Maybe we need to challenge how we were conditioned to think about ambition. I recently spoke to someone whose version of ambition was making more money. He was not clear what money would enable him to do; he just wanted more money. In the same speech, Obama alluded to the fact that there are only so many house you can buy, trips you can take, etc. He is right. Even if you had all the money in the world, there is only so many cars that will please you, amount of food you can eat and at some point you will tire of the fake relationships that come your way because of the money.
Ambition, in the traditional way of thinking, is evidenced by progress. And it doesn’t stop there. If our goals only revolve around how great or comfortable our own lives become, then we have not really exploited the potential of our ambition as human beings. So apart from just being focused on money, how does poverty of ambition practically show up?
There are so many people getting up in the morning to go to jobs they hate. They have moaned about these jobs for years, but they will stay because of the money and the social identity it gives them. They will rationalise, time and again, why they cannot leave or change the situation.
Perhaps you run a business that is doing fairly well. It pays for your lifestyle consistently and comfortably. You don’t push the boundaries on what this business would be if you dared to rock the boat a bit. You think certain investments are too expensive yet you will easily spend similar amounts on entertaining yourself or a buying new car.
Maybe you have retired and you are doing nothing. Ambition is not supposed to end at retirement. You have accumulated expertise that can help somebody. You can teach, write, participate in boards or committees.

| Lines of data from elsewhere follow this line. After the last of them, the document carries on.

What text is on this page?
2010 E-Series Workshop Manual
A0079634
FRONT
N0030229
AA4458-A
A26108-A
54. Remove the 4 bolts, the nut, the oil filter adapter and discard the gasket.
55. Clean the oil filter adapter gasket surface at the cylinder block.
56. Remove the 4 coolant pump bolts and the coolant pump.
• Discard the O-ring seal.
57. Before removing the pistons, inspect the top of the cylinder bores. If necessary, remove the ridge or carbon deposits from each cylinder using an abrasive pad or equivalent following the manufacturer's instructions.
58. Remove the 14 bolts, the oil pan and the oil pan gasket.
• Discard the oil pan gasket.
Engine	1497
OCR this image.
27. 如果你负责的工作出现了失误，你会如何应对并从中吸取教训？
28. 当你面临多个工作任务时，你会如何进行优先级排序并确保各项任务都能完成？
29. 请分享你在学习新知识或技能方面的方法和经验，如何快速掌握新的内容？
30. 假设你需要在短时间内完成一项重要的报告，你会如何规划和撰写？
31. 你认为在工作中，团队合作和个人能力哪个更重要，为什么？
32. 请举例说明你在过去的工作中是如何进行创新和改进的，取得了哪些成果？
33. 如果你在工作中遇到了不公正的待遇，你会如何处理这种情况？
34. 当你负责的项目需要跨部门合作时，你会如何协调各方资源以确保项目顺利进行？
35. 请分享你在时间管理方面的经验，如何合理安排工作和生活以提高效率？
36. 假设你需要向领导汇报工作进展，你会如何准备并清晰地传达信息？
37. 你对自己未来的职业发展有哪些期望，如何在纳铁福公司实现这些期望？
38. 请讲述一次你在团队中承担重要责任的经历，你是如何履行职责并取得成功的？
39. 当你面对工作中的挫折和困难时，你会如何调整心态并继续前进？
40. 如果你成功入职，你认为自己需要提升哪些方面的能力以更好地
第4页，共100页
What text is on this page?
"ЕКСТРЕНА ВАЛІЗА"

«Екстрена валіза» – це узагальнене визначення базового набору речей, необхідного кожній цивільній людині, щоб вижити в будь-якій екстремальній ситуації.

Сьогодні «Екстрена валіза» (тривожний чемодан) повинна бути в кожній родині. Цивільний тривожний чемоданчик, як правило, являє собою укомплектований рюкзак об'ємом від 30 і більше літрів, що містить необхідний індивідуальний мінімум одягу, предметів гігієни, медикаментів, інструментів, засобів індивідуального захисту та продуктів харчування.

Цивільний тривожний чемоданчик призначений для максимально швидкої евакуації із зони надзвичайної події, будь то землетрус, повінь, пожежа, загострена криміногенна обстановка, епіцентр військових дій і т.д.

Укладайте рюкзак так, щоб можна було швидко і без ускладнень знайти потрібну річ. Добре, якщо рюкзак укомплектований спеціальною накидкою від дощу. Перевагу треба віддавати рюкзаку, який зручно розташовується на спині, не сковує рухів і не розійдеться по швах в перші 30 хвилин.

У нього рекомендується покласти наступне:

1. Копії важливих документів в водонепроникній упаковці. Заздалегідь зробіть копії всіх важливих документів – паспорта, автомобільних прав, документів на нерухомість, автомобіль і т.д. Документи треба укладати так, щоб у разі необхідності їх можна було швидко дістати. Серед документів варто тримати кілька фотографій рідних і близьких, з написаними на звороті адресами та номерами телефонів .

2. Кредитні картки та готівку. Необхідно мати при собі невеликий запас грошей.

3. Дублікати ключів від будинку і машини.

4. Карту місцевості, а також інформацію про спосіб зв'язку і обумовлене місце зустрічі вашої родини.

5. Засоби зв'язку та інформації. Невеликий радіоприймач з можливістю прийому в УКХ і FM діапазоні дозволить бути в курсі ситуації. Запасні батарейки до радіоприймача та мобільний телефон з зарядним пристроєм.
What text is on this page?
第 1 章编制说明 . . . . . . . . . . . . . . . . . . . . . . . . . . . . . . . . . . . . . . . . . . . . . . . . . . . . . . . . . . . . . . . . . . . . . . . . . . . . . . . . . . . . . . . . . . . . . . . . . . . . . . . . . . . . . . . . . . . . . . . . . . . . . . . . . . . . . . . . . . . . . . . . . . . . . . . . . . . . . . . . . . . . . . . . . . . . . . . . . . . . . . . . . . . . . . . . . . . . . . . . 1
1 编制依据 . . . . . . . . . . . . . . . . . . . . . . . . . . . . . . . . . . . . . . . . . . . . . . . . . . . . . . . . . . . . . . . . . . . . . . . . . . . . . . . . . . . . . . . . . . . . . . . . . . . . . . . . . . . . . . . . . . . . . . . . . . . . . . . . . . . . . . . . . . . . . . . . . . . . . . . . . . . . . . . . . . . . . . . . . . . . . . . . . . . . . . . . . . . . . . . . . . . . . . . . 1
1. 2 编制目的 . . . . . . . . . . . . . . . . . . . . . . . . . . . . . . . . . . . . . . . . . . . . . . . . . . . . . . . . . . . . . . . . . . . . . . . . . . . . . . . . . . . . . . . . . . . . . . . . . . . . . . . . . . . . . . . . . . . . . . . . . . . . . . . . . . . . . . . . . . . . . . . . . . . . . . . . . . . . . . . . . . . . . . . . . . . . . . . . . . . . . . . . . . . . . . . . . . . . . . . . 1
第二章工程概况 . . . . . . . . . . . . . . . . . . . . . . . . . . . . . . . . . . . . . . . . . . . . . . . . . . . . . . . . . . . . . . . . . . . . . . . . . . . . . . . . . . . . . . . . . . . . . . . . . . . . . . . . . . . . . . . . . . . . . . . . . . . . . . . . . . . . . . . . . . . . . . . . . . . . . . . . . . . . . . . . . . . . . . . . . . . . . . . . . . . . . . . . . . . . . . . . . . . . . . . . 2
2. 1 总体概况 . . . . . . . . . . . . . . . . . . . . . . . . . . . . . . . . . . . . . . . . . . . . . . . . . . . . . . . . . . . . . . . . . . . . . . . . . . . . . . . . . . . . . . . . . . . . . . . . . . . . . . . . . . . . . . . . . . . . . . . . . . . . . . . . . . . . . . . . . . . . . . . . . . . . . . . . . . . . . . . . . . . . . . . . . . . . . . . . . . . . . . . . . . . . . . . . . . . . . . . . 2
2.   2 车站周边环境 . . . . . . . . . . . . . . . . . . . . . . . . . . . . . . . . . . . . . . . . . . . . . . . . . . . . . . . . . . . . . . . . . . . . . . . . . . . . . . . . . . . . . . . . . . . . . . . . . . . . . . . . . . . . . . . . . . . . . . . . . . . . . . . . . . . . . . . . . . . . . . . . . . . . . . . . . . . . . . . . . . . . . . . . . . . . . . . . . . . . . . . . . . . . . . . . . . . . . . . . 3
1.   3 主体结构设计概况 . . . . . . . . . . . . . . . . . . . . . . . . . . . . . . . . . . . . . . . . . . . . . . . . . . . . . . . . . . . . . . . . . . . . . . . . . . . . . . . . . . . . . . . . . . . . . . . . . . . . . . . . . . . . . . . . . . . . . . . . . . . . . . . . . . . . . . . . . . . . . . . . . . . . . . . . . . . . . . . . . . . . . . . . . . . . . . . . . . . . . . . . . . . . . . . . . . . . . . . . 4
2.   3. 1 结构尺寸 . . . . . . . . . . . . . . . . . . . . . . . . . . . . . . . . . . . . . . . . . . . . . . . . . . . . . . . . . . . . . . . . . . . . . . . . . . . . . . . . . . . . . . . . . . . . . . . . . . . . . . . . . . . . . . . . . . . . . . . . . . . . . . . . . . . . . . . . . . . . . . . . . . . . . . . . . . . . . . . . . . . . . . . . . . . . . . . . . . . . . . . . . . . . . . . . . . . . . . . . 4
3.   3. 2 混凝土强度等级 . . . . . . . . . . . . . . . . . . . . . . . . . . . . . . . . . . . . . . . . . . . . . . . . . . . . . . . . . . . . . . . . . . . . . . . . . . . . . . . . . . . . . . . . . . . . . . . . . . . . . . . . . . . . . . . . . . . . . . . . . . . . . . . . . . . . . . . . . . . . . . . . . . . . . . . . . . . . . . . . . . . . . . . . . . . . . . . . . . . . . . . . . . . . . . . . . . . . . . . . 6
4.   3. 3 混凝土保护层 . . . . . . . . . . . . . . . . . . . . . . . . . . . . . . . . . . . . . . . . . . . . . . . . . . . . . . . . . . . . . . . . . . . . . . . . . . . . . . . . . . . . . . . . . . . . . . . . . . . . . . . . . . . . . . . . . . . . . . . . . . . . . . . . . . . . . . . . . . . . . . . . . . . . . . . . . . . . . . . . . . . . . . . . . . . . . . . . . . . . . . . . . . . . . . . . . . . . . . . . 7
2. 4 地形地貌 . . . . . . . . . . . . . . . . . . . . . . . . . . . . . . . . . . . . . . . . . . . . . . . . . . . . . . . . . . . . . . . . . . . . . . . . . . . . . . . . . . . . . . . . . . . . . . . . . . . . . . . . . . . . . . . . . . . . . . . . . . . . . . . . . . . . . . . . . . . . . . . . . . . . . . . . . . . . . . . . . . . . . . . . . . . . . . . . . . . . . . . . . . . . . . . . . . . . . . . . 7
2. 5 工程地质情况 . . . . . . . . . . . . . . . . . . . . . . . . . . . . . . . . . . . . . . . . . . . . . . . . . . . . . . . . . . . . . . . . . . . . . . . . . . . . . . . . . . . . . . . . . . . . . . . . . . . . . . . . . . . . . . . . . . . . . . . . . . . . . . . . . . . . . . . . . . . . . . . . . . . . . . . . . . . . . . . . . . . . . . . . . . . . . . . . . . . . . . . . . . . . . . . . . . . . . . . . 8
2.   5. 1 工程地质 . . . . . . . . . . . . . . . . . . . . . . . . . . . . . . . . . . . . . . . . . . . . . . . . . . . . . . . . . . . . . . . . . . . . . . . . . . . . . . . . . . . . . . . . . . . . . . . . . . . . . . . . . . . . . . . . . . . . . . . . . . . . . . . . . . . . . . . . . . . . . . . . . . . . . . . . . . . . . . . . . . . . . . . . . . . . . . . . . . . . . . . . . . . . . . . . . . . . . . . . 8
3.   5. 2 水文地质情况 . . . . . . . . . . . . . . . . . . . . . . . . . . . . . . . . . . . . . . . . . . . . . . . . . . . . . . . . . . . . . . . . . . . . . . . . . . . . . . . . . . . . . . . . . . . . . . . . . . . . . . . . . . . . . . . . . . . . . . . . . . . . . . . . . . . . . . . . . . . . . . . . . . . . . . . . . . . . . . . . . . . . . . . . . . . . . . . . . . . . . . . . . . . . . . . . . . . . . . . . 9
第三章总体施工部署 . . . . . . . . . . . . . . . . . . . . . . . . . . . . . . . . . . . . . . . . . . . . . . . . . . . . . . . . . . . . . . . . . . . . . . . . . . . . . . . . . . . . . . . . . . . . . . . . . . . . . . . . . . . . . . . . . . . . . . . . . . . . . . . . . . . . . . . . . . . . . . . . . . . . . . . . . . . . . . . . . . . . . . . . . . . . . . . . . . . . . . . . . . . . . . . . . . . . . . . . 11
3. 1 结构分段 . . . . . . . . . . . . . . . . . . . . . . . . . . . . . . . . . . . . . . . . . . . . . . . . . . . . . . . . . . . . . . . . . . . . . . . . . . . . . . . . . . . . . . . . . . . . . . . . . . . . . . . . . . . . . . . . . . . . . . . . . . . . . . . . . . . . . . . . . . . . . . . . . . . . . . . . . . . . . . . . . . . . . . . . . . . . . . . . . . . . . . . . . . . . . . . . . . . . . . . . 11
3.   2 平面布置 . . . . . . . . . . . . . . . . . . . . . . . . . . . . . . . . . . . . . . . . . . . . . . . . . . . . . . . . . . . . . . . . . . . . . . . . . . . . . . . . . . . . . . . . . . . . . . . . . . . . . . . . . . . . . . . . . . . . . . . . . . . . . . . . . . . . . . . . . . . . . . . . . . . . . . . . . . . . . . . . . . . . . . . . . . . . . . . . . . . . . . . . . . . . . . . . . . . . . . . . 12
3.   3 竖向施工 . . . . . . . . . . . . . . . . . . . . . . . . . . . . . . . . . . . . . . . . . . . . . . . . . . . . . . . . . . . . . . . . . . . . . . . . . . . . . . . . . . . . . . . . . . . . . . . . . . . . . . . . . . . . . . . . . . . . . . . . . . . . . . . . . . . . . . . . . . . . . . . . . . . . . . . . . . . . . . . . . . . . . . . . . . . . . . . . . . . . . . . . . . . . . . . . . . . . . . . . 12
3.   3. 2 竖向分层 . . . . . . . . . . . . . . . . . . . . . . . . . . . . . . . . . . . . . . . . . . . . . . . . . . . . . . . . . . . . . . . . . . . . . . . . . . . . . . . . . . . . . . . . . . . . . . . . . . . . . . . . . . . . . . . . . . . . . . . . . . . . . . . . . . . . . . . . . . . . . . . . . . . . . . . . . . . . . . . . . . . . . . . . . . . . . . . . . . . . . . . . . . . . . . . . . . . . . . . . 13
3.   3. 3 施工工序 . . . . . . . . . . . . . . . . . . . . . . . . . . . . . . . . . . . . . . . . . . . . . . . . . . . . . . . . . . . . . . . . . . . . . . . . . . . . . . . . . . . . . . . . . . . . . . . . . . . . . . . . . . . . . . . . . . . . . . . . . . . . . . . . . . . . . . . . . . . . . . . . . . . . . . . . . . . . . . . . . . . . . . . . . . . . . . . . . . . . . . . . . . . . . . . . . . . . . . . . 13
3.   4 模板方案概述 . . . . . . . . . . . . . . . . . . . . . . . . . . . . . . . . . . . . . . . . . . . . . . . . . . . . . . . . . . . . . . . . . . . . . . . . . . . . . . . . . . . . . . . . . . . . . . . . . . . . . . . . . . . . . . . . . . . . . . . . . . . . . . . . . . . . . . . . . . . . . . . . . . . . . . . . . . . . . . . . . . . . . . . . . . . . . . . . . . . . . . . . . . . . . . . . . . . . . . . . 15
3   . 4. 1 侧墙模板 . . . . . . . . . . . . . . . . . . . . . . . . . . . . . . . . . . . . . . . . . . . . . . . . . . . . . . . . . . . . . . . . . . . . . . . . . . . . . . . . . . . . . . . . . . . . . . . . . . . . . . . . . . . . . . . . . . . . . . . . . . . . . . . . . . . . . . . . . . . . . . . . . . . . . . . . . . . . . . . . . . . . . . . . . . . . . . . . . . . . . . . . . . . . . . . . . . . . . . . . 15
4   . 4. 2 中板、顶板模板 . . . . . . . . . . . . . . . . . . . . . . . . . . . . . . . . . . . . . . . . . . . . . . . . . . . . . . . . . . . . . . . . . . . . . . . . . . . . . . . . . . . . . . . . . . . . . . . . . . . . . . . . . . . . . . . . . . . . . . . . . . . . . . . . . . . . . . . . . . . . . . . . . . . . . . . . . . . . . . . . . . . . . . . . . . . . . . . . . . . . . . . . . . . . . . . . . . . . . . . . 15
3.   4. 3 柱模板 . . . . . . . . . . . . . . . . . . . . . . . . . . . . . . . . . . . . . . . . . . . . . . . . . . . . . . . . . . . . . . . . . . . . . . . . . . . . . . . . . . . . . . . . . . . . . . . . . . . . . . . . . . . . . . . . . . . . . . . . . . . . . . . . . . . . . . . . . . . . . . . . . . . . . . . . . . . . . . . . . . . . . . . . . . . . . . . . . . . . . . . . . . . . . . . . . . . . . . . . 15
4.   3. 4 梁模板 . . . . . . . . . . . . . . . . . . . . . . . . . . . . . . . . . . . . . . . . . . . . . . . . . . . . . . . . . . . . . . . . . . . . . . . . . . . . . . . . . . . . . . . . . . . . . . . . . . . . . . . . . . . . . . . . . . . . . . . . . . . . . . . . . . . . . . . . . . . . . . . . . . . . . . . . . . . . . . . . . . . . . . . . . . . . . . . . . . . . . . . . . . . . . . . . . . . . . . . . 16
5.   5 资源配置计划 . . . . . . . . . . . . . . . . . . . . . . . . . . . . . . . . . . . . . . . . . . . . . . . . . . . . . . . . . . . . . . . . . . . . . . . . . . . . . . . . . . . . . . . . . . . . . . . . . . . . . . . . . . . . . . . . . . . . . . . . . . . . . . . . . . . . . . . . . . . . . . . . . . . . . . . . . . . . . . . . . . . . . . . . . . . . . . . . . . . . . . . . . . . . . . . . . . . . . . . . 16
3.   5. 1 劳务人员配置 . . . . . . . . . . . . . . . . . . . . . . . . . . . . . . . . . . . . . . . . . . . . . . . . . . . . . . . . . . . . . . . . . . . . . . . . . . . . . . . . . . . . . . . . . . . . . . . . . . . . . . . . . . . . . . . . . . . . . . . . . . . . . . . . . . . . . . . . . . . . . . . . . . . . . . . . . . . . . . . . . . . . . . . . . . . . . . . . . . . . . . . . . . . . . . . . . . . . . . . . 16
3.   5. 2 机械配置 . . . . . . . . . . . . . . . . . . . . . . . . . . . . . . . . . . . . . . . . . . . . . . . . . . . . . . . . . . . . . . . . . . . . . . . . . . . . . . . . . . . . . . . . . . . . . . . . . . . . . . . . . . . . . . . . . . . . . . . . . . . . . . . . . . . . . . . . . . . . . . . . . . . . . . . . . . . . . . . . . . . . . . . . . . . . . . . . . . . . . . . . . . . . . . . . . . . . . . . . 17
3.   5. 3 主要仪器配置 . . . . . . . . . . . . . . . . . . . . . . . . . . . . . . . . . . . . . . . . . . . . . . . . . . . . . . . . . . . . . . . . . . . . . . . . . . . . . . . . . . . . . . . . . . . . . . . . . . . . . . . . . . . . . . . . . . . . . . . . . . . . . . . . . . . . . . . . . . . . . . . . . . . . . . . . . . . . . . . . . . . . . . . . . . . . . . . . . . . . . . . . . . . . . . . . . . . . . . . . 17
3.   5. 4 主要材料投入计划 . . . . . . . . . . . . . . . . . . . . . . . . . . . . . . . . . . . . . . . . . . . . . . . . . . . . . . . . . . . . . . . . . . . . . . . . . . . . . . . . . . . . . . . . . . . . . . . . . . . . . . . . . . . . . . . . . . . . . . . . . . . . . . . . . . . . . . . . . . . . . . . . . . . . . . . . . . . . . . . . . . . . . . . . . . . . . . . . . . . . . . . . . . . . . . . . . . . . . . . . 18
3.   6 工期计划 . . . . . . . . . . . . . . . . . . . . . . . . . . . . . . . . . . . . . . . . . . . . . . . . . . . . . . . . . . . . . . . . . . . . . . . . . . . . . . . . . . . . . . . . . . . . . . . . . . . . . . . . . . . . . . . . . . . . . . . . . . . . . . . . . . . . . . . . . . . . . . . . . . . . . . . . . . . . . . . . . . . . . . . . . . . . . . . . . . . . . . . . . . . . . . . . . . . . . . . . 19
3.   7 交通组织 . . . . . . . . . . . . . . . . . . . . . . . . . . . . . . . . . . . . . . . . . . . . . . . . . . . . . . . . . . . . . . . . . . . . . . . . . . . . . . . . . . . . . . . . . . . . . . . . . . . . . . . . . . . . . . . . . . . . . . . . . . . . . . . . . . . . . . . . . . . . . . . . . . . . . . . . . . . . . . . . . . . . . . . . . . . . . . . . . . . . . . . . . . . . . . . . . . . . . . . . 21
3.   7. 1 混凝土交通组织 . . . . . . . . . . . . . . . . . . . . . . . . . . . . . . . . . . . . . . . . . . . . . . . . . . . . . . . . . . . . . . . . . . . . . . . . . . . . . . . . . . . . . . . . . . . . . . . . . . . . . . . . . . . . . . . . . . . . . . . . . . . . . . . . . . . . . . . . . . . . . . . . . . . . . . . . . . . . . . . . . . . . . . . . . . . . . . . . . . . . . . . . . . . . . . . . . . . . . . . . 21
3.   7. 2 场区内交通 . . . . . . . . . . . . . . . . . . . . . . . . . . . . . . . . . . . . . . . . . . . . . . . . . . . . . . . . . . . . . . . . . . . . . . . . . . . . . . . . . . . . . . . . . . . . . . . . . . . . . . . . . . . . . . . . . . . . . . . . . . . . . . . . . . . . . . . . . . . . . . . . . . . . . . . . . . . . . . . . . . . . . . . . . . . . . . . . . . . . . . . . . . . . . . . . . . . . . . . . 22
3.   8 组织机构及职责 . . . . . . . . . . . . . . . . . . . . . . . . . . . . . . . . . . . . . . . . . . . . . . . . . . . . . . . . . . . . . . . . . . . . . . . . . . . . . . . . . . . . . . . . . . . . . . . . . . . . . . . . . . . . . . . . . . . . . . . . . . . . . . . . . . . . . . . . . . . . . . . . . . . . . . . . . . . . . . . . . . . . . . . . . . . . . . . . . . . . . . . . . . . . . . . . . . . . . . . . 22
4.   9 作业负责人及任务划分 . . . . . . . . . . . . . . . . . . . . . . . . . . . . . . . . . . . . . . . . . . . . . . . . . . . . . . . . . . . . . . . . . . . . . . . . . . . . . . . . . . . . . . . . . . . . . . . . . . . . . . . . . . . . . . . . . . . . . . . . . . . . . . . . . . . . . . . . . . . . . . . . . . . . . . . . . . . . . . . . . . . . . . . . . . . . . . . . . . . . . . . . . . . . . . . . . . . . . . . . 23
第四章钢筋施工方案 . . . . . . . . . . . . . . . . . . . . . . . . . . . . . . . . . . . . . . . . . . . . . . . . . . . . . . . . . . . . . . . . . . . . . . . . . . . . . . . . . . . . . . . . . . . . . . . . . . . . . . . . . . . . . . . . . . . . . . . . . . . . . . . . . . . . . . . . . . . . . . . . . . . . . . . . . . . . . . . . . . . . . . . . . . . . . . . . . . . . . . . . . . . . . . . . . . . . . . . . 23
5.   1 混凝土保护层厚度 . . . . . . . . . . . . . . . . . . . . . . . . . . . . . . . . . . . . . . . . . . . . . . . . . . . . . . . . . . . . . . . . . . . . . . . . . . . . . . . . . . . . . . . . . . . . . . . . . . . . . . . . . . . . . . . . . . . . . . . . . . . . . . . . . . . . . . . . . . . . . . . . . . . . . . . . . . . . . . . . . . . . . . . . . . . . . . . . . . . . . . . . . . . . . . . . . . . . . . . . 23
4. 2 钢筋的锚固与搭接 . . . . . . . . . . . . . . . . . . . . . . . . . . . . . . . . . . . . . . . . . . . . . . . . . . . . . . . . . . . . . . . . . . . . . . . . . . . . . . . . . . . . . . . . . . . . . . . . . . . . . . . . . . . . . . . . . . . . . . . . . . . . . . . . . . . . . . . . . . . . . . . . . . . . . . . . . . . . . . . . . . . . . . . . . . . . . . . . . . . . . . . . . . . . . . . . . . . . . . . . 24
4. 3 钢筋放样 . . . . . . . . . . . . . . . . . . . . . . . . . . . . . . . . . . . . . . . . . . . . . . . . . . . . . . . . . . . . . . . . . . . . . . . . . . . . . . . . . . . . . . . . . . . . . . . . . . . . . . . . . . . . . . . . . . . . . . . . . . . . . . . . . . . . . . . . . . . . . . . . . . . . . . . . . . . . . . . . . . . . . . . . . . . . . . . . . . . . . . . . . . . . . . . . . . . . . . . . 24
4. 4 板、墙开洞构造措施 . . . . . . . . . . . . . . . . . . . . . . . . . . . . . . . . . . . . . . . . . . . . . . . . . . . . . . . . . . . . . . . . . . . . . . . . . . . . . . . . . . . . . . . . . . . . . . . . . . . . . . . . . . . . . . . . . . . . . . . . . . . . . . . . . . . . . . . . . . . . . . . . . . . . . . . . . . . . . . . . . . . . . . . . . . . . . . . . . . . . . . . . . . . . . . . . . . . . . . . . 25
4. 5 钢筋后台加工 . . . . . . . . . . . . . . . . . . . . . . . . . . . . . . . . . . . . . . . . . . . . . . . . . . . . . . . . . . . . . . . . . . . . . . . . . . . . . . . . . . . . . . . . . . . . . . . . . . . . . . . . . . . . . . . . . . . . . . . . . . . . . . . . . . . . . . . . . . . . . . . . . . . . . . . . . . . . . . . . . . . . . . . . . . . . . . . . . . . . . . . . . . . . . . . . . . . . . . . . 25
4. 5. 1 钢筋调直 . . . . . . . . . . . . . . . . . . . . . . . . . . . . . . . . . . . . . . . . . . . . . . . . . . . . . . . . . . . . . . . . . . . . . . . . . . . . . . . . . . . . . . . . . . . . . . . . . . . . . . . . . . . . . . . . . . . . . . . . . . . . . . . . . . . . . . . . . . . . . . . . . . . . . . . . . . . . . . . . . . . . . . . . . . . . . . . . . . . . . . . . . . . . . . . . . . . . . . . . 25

Maybe you are highly ambitious on all measures professionally but have neglected to teach your own kids the value of hard work. You just buy them things and wonder later how they became so entitled. These are just a few examples and once we broaden the scope of ambition, we can start seeing for ourselves where we may have placed limits on what we can achieve. I am definitely guilty of a few things and I’m now challenged to change.
At the end of the day, I believe true ambition leads to the answer to this question. Whose life have you changed? The vehicle may be different. It could through be running a home, a business, building a career, serving on a school committee etc. What changed because you were present? Even little things have a huge impact. Why would the organisation you work for remember you five years from now? Definitely not because you were gossiping about the boss at lunch time with other forgettable people.
Does the business you are running truly serve and will it be there beyond you? You won’t die with your money so what will you leave your money doing? Will it be left destroying families as they fight over it or will it educate a community? Having money, investments, business, careers, great lifestyles, degrees etc. doesn’t make you ambitious, successful or even interesting. What you do with the resources at your disposal does. So given what you have, do you suffer from Poverty of Ambition?